Los denostados nacionalistas catalanes de CiU –ciertamente hoy desdibujados y sin norte—decidieron abstenerse, permitiendo que ese decreto siguiera adelante, y dejando un cierto recorrido al Gobierno de Zapatero, aunque con la exigencia de que convocara elecciones en 2011. Fue Josep Antoni Duran Lleida, al frente de los diez diputados de CiU, quien tomó la decisión.

Mientras, el PP se negaba a aprobar el decreto, que no suponía tanto apoyar al Gobierno como al propio Estado del Reino de España. El PP quería derribar al Ejecutivo de Zapatero, al precio que fuera. ¿España? Connais pas. Sólo le interesaba recuperar el poder. Otro partido que decidió votar en contra fue Esquerra Republicana. Curiosamente, o no tanto, tras apoyar al Gobierno del PSOE, le dejaba en la estacada en el momento más relevante. Tampoco el PNV se prestó a convalidar el real decreto ley, y votó en contra.

Esas cosas hay que tenerlas en cuenta. Para saber qué se coloca en primer término, desde el punto de vista político, pero también moral. El decreto salió adelante, por un solo voto, y gracias, precisamente, a la abstención de Duran Lleida. ¿Quién actuó con mayor patriotismo? ¿Quién defendió España?

Si las encuestas no se equivocan, si todo apunta a un Gobierno de Pedro Sánchez, tanto PP como Ciudadanos deberían modificar su actitud. Es de vergüenza ajena el tono que utilizan, los ataques despiadados a Sánchez, como si fuera una especie de monstruo. Eso es lo que debilita el sistema democrático. Se pueden y se deben presentar alternativas, se debe acentuar la diferencia, pero no llegar a esos extremos, superando –por el perfil más rotundo que han decidido—incluso a Vox.
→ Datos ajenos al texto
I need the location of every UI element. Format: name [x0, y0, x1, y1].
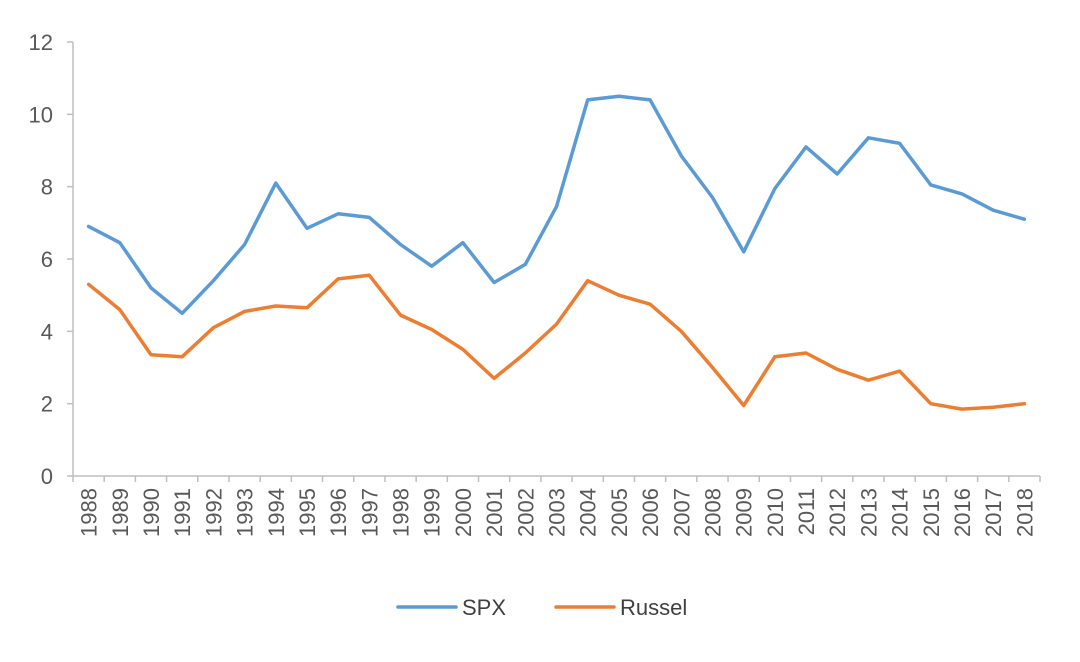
- x-tick-label: 2010: [763, 488, 788, 537]
- x-tick-label: 1993: [233, 488, 258, 537]
- x-tick-label: 1996: [326, 488, 351, 537]
- x-tick-label: 1997: [357, 488, 382, 537]
- series-line-spx: [89, 96, 1025, 313]
- legend: SPX Russel: [398, 595, 687, 620]
- x-tick-label: 1999: [420, 488, 445, 537]
- y-tick-label: 4: [41, 319, 53, 344]
- x-tick-label: 1998: [389, 488, 414, 537]
- y-tick-label: 8: [41, 175, 53, 200]
- x-tick-label: 2014: [888, 488, 913, 537]
- x-tick-label: 2001: [482, 488, 507, 537]
- legend-label-russel: Russel: [620, 595, 687, 620]
- x-tick-label: 2007: [669, 488, 694, 537]
- x-tick-label: 2008: [700, 488, 725, 537]
- y-tick-label: 6: [41, 247, 53, 272]
- x-tick-label: 2016: [950, 488, 975, 537]
- x-tick-label: 1990: [139, 488, 164, 537]
- y-tick-label: 12: [29, 30, 53, 55]
- series-line-russel: [89, 275, 1025, 409]
- x-tick-label: 2000: [451, 488, 476, 537]
- y-tick-label: 2: [41, 392, 53, 417]
- x-tick-label: 2009: [732, 488, 757, 537]
- x-tick-label: 1988: [77, 488, 102, 537]
- x-tick-label: 2013: [856, 488, 881, 537]
- x-tick-label: 2017: [981, 488, 1006, 537]
- x-tick-label: 2003: [545, 488, 570, 537]
- x-tick-label: 1995: [295, 488, 320, 537]
- legend-label-spx: SPX: [462, 595, 506, 620]
- y-tick-label: 10: [29, 102, 53, 127]
- x-tick-label: 2015: [919, 488, 944, 537]
- series-lines: [88, 96, 1024, 409]
- x-tick-label: 2018: [1012, 488, 1037, 537]
- y-tick-label: 0: [41, 464, 53, 489]
- x-tick-label: 2011: [794, 488, 819, 535]
- x-tick-label: 2004: [576, 488, 601, 537]
- x-tick-label: 2006: [638, 488, 663, 537]
- x-tick-label: 2012: [825, 488, 850, 537]
- x-tick-label: 1991: [170, 488, 195, 537]
- x-tick-label: 1992: [201, 488, 226, 537]
- x-tick-label: 2005: [607, 488, 632, 537]
- x-tick-label: 2002: [513, 488, 538, 537]
- x-tick-label: 1994: [264, 488, 289, 537]
- x-tick-label: 1989: [108, 488, 133, 537]
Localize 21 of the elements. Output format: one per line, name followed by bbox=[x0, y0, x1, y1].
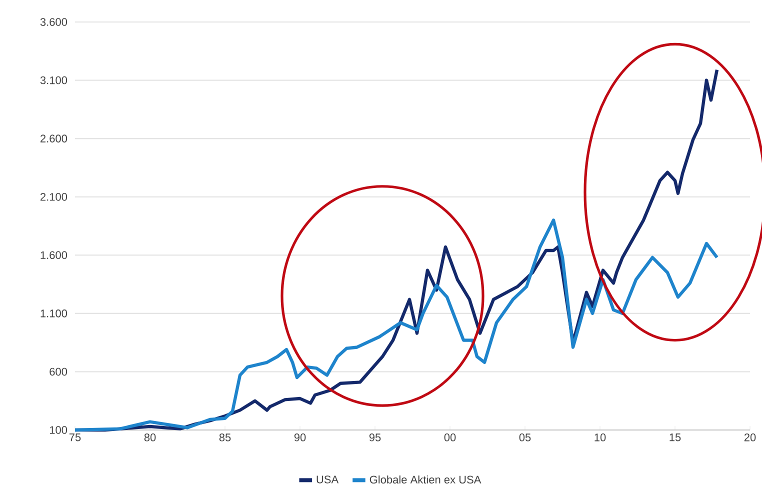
y-tick-label: 600 bbox=[50, 368, 68, 376]
x-tick-label: 75 bbox=[69, 434, 81, 442]
x-tick-label: 95 bbox=[369, 434, 381, 442]
x-tick-label: 85 bbox=[219, 434, 231, 442]
line-series bbox=[73, 218, 719, 432]
y-tick-label: 3.100 bbox=[40, 76, 68, 84]
x-tick-label: 00 bbox=[444, 434, 456, 442]
x-tick-label: 20 bbox=[744, 434, 756, 442]
y-tick-label: 2.600 bbox=[40, 134, 68, 142]
y-tick-label: 3.600 bbox=[40, 18, 68, 26]
legend-label: USA bbox=[316, 476, 339, 484]
y-tick-label: 100 bbox=[50, 426, 68, 434]
x-tick-label: 05 bbox=[519, 434, 531, 442]
y-tick-label: 1.600 bbox=[40, 251, 68, 260]
legend-label: Globale Aktien ex USA bbox=[370, 475, 482, 484]
x-tick-label: 10 bbox=[594, 434, 606, 442]
x-tick-label: 15 bbox=[670, 434, 681, 442]
x-tick-label: 80 bbox=[144, 434, 156, 442]
x-tick-label: 90 bbox=[294, 434, 306, 442]
y-tick-label: 1.100 bbox=[40, 310, 68, 318]
y-tick-label: 2.100 bbox=[40, 192, 68, 201]
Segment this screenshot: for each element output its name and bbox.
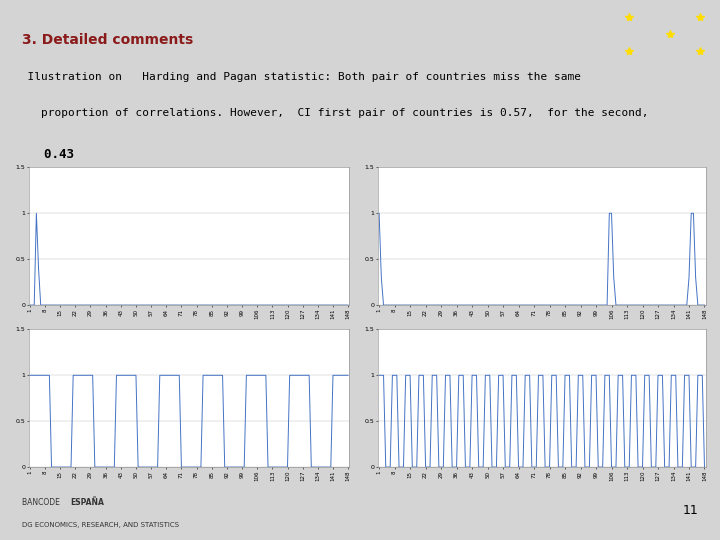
Text: 3. Detailed comments: 3. Detailed comments (22, 33, 193, 48)
Text: Ilustration on   Harding and Pagan statistic: Both pair of countries miss the sa: Ilustration on Harding and Pagan statist… (14, 72, 582, 82)
Text: 0.43: 0.43 (14, 147, 74, 161)
Text: proportion of correlations. However,  CI first pair of countries is 0.57,  for t: proportion of correlations. However, CI … (14, 107, 649, 118)
Text: BANCODE: BANCODE (22, 498, 62, 507)
Text: ESPAÑA: ESPAÑA (71, 498, 104, 507)
Text: 11: 11 (683, 504, 698, 517)
Text: DG ECONOMICS, RESEARCH, AND STATISTICS: DG ECONOMICS, RESEARCH, AND STATISTICS (22, 523, 179, 529)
¿Y por qué lo hacen? El asunto que ha creado esas enormes divisiones es el problema catalán. En muchas ocasiones se ha destacado que el independentismo no calibró las consecuencias de sus actos y la reacción que iba a desatar en el resto de España. La irresponsabilidad de sus dirigentes ha sido mayúscula, y, de hecho, la podrían pagar cara en función de cómo quede el proceso judicial que se sigue en el Tribunal Supremo. Pero sin solucionar el problema catalán, no se podrá abordar nada en España, porque lo distorsiona todo, y porque mantendrá las disputas y el encono entre los partidos políticos españoles.
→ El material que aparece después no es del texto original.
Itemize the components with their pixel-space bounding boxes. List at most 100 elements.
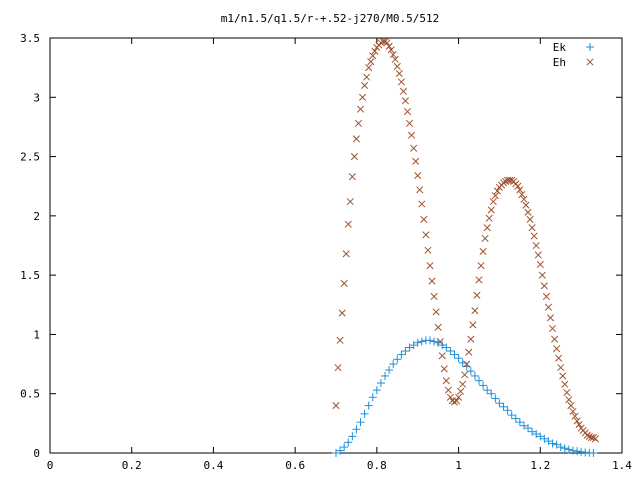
eh-point (461, 371, 469, 379)
ek-point (548, 439, 557, 448)
ek-point (409, 341, 418, 350)
eh-point (363, 73, 371, 81)
ek-point (528, 427, 537, 436)
eh-point (542, 292, 550, 301)
eh-point (548, 324, 557, 333)
eh-point (408, 131, 416, 139)
ek-point (499, 402, 508, 411)
eh-point (414, 171, 422, 180)
ek-point (381, 371, 390, 380)
eh-point (420, 215, 428, 223)
x-tick-label: 0 (47, 459, 54, 472)
eh-point (585, 432, 593, 440)
eh-point (565, 396, 573, 404)
eh-point (575, 420, 583, 429)
eh-point (334, 364, 342, 372)
ek-point (568, 446, 577, 455)
x-tick-label: 0.2 (122, 459, 142, 472)
eh-point (332, 402, 340, 410)
ek-point (450, 350, 459, 359)
y-tick-label: 2.5 (20, 151, 40, 164)
ek-point (532, 430, 541, 439)
chart-title: m1/n1.5/q1.5/r-+.52-j270/M0.5/512 (221, 12, 440, 25)
legend-marker-eh-glyph (586, 58, 594, 66)
ek-point (417, 337, 426, 346)
legend-label-ek: Ek (553, 41, 567, 54)
eh-point (493, 187, 501, 195)
eh-point (491, 192, 499, 200)
eh-point (452, 397, 461, 405)
eh-point (395, 70, 403, 78)
ek-point (454, 354, 463, 363)
eh-point (583, 431, 591, 439)
y-tick-label: 3 (33, 91, 40, 104)
y-tick-label: 1.5 (20, 269, 40, 282)
x-tick-label: 1.2 (530, 459, 550, 472)
eh-point (348, 173, 356, 181)
ek-point (515, 418, 524, 427)
eh-point (418, 200, 426, 208)
eh-point (379, 38, 387, 46)
eh-point (499, 179, 508, 187)
y-tick-label: 3.5 (20, 32, 40, 45)
ek-point (560, 444, 569, 453)
eh-point (399, 87, 407, 95)
eh-point (459, 380, 467, 388)
legend-label-eh: Eh (553, 56, 566, 69)
eh-point (467, 335, 475, 343)
y-tick-label: 1 (33, 328, 40, 341)
ek-point (564, 445, 573, 454)
eh-point (573, 417, 581, 425)
legend: Ek Eh (553, 41, 594, 69)
eh-point (359, 93, 367, 101)
eh-point (383, 39, 391, 47)
eh-point (401, 97, 410, 105)
ek-point (470, 371, 479, 380)
eh-point (387, 46, 395, 54)
ek-point (524, 424, 533, 433)
eh-point (442, 377, 450, 385)
eh-point (481, 234, 489, 242)
ek-point (446, 347, 455, 356)
ek-point (577, 447, 586, 456)
eh-point (489, 198, 497, 206)
y-tick-label: 0 (33, 447, 40, 460)
eh-point (546, 314, 555, 322)
ek-point (385, 366, 394, 374)
eh-point (528, 224, 536, 232)
ek-point (364, 401, 373, 410)
eh-point (444, 386, 452, 394)
eh-point (571, 412, 579, 420)
eh-point (563, 388, 571, 397)
eh-point (436, 337, 444, 346)
eh-point (350, 153, 358, 161)
ek-point (413, 338, 422, 347)
eh-point (485, 214, 493, 222)
y-tick-label: 0.5 (20, 388, 40, 401)
eh-point (567, 402, 575, 410)
eh-point (352, 135, 360, 143)
x-tick-label: 0.6 (285, 459, 305, 472)
eh-point (377, 39, 385, 47)
eh-point (361, 81, 369, 89)
eh-point (526, 215, 534, 223)
eh-point (524, 208, 532, 216)
legend-marker-ek (586, 43, 594, 51)
eh-point (487, 206, 495, 214)
eh-point (356, 105, 365, 113)
eh-point (522, 201, 530, 209)
series-layer (332, 38, 599, 457)
ek-point (340, 443, 349, 452)
eh-point (473, 291, 481, 299)
ek-point (491, 394, 500, 403)
eh-point (520, 195, 528, 203)
eh-point (538, 271, 546, 279)
eh-point (416, 186, 424, 194)
ek-point (503, 406, 512, 415)
x-tick-label: 0.4 (203, 459, 223, 472)
eh-point (422, 231, 430, 239)
eh-point (440, 365, 448, 373)
eh-point (403, 107, 412, 116)
ek-point (552, 440, 561, 449)
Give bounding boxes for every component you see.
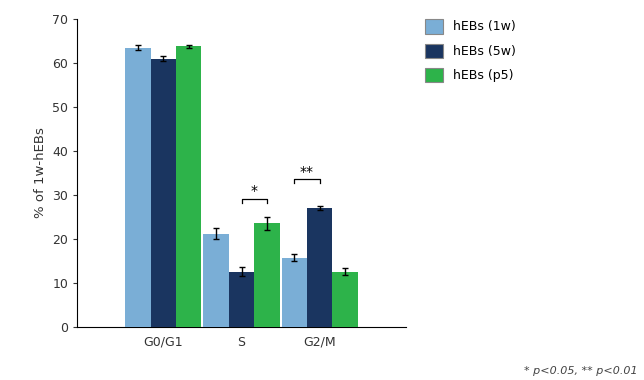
Y-axis label: % of 1w-hEBs: % of 1w-hEBs bbox=[33, 127, 47, 218]
Bar bbox=[151, 59, 176, 327]
Bar bbox=[281, 258, 307, 327]
Bar bbox=[176, 46, 202, 327]
Bar bbox=[229, 272, 254, 327]
Text: * p<0.05, ** p<0.01: * p<0.05, ** p<0.01 bbox=[524, 366, 638, 376]
Text: **: ** bbox=[300, 165, 314, 179]
Legend: hEBs (1w), hEBs (5w), hEBs (p5): hEBs (1w), hEBs (5w), hEBs (p5) bbox=[425, 19, 515, 82]
Text: *: * bbox=[251, 184, 258, 198]
Bar bbox=[254, 223, 279, 327]
Bar bbox=[307, 208, 332, 327]
Bar bbox=[332, 272, 358, 327]
Bar bbox=[204, 234, 229, 327]
Bar bbox=[125, 48, 151, 327]
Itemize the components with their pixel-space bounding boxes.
Y soluciones existen. Javier Aristu, en una entrevista en Crónica Global, ha señalado que se debería caminar hacia un modelo federal. Que será difícil, porque el nacionalismo catalán y vasco nunca han visto con simpatía esa posibilidad, porque rompe la idea de foralidad, y porque están ya con el horizonte de la independencia. Sin embargo, puede ser una de las únicas salidas. No parece que la sea la pasividad, la apuesta mecánica por un 155 perpetuo, el aislamiento, como si fueran leprosos, de partidos políticos que tendrán el próximo domingo cerca de 20 diputados en el Congreso.

Ese nacionalismo que se quiere arrinconar, porque ha perdido el juicio en los últimos años, es también el mismo que ha ayudado a la gobernabilidad de España, en momentos decisivos como en mayo de 2010 y a lo largo de la recuperación de la democracia, desde la transición. Los países tienen características propias. Y lo que no se puede hacer es cerrar los ojos y negarlas. Porque, ¿Es mejor cargar una y otra vez contra Sánchez, acusado de ceder --¿en qué?—frente a los independentistas? Se podría decir que es lícito para ganar unos pocos votos, pero ¿qué pasará a partir del 29 de abril? ¿No deberían ser todos los partidos los que tuvieran el arrojo de pactar y acordar propuestas para solucionar el problema?

Señalaba Artistu: “La diversidad no implica desigualdad. Cataluña tiene una historia, un factor de diversidad, que merece ser constitucionalizado”. ¿Por qué no una reforma constitucional que ponga al día lo que no se acabó de hacer en 1978, sin menoscabo de que los independentistas que se saltaron la ley asuman sus responsabilidades?